Para Callai (2003c, p. 58), “a geografia que o aluno estuda deve permitir que ele se perceba como participante do espaço que estuda, onde os fenômenos que ali ocorrem são resultados da vida e do trabalho dos homens e estão inseridos num processo de desenvolvimento”. Ou seja, o seu consumo, de suas famílias, no seu local de vivência, bem como de toda sociedade, desencadeia uma interdependência

entre diferentes lugares, pessoas e mecanismos econômicos e culturais. “A geografia é uma ciência que estuda o espaço, na sua manifestação global e nas singulares. Sendo assim, os conteúdos geográficos precisam ser “apresentados” para serem trabalhados pelos alunos nessa dupla inserção: a global e a local.” (CAVALCANTI, 2005, p. 203).

Todas as experiências do dia-a-dia de sala de aula e as oportunidades que a escola oferece, e que pode despertar a participação e o envolvimento das crianças, fazem parte do que Vygotsky (2000) chama de processo de internalização. Nesse processo, os movimentos, por meio da mediação de sujeitos mais experientes e dos símbolos da cultura transformam processos interpessoais em intrapessoais.

Todas as atividades do trabalho foram realizadas e sistematizadas pelos alunos. O resultado foi um esquema que representou as múltiplas relações existentes entre o espaço de vivência de cada um com outros lugares, por meio do consumo de um produto.

Ilustração 28 – Esquema representando a relação entre o espaço rural e urbano e entre diferentes lugares envolvendo um produto consumido pelos alunos.

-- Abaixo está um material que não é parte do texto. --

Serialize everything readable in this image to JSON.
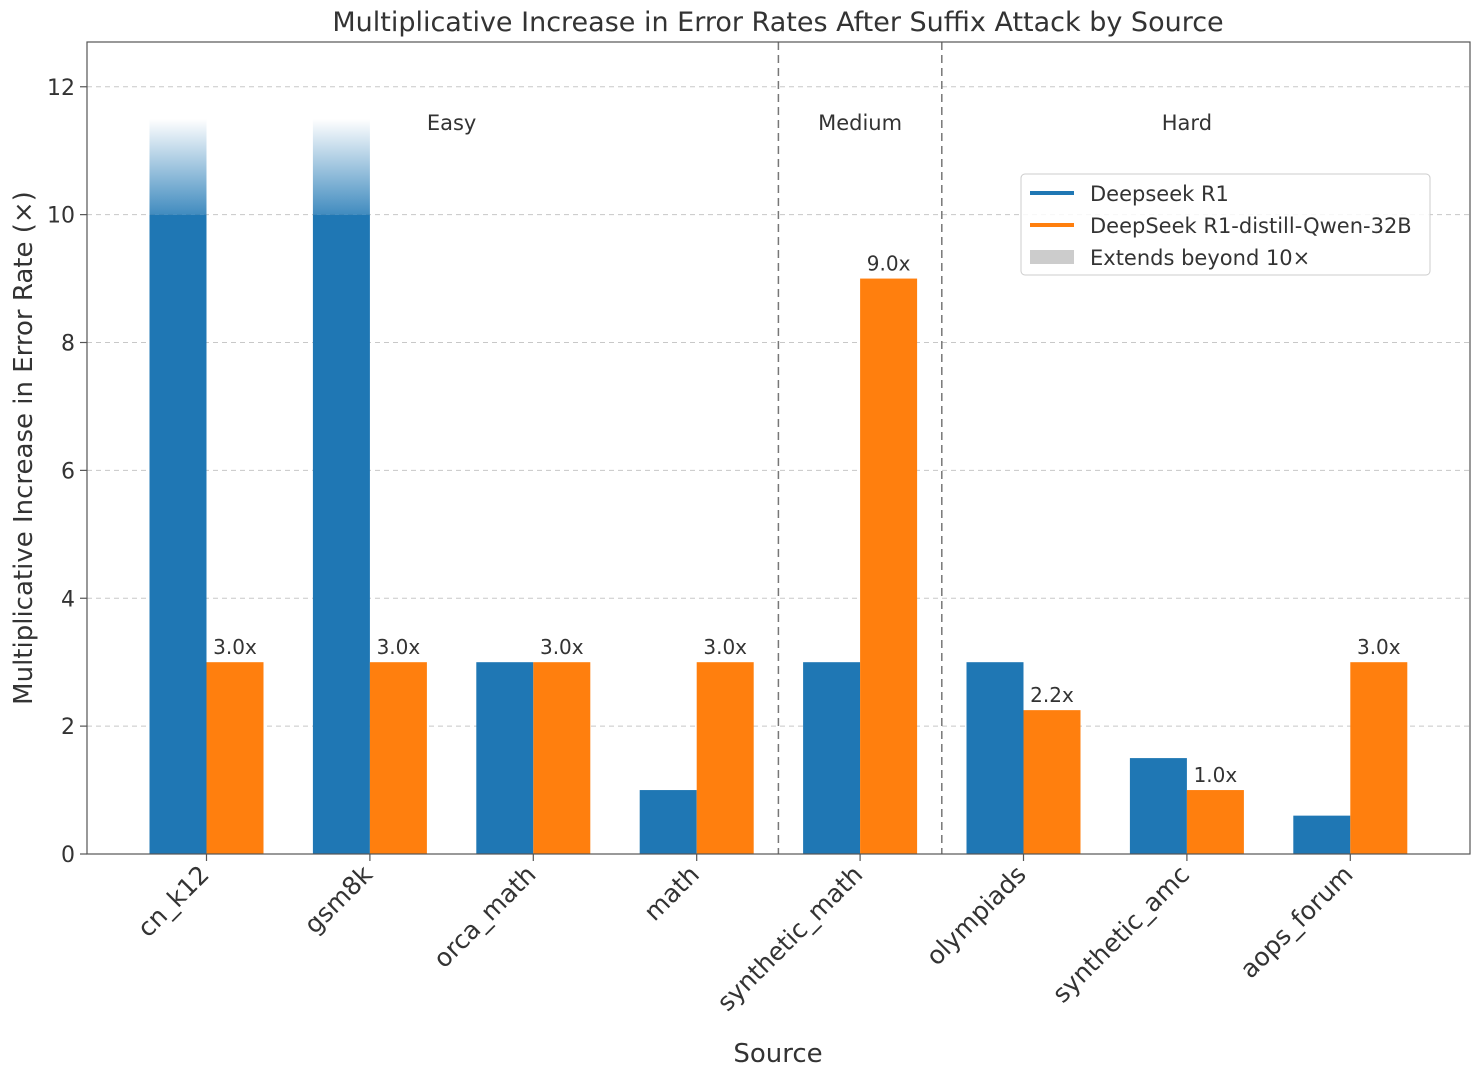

A atividade suscitou ainda a reflexão sobre a presença de indústrias em Caxias do Sul e a relação dos educandos com elas, já que, em sua maior parte, são filhos de metalúrgicos que trabalham nas indústrias metal-mecânicas da cidade. Por isso, foram postas as seguintes questões:

a) Será que existe alguma fábrica de salgadinho aqui em Caxias do Sul? b) Que outras fábricas você conhece ou já ouviu falar?

Buscou-se direcionar o olhar das crianças para que percebessem que a paisagem urbana de Caxias do Sul é fundamentalmente caracterizada pelas indústrias. Elas puderam perceber que esses estabelecimentos produtivos, no caso as empresas de salgadinhos, resultam da interação entre o homem e a natureza e pela relação entre o espaço rural e o urbano. A ordem produtiva estabelecida pelas indústrias de Caxias do Sul próximas à escola foram reconhecidas e representadas pelos alunos no mapa da cidade.

A interação entre educandos e educadoras foi balizada pelo desenvolvimento de atividades que marcam a vida em sala de aula e conduzem a diversos contextos de aprendizagens, seja pelo uso de materiais ou pelos diálogos e reflexões. Os objetivos propostos nas atividades levaram os alunos a reconhecerem a intenção das educadoras. Ao mesmo tempo, as atividades possibilitaram a identificação em seu contexto e no dos demais lugares que fazem parte das relações sócioespaciais.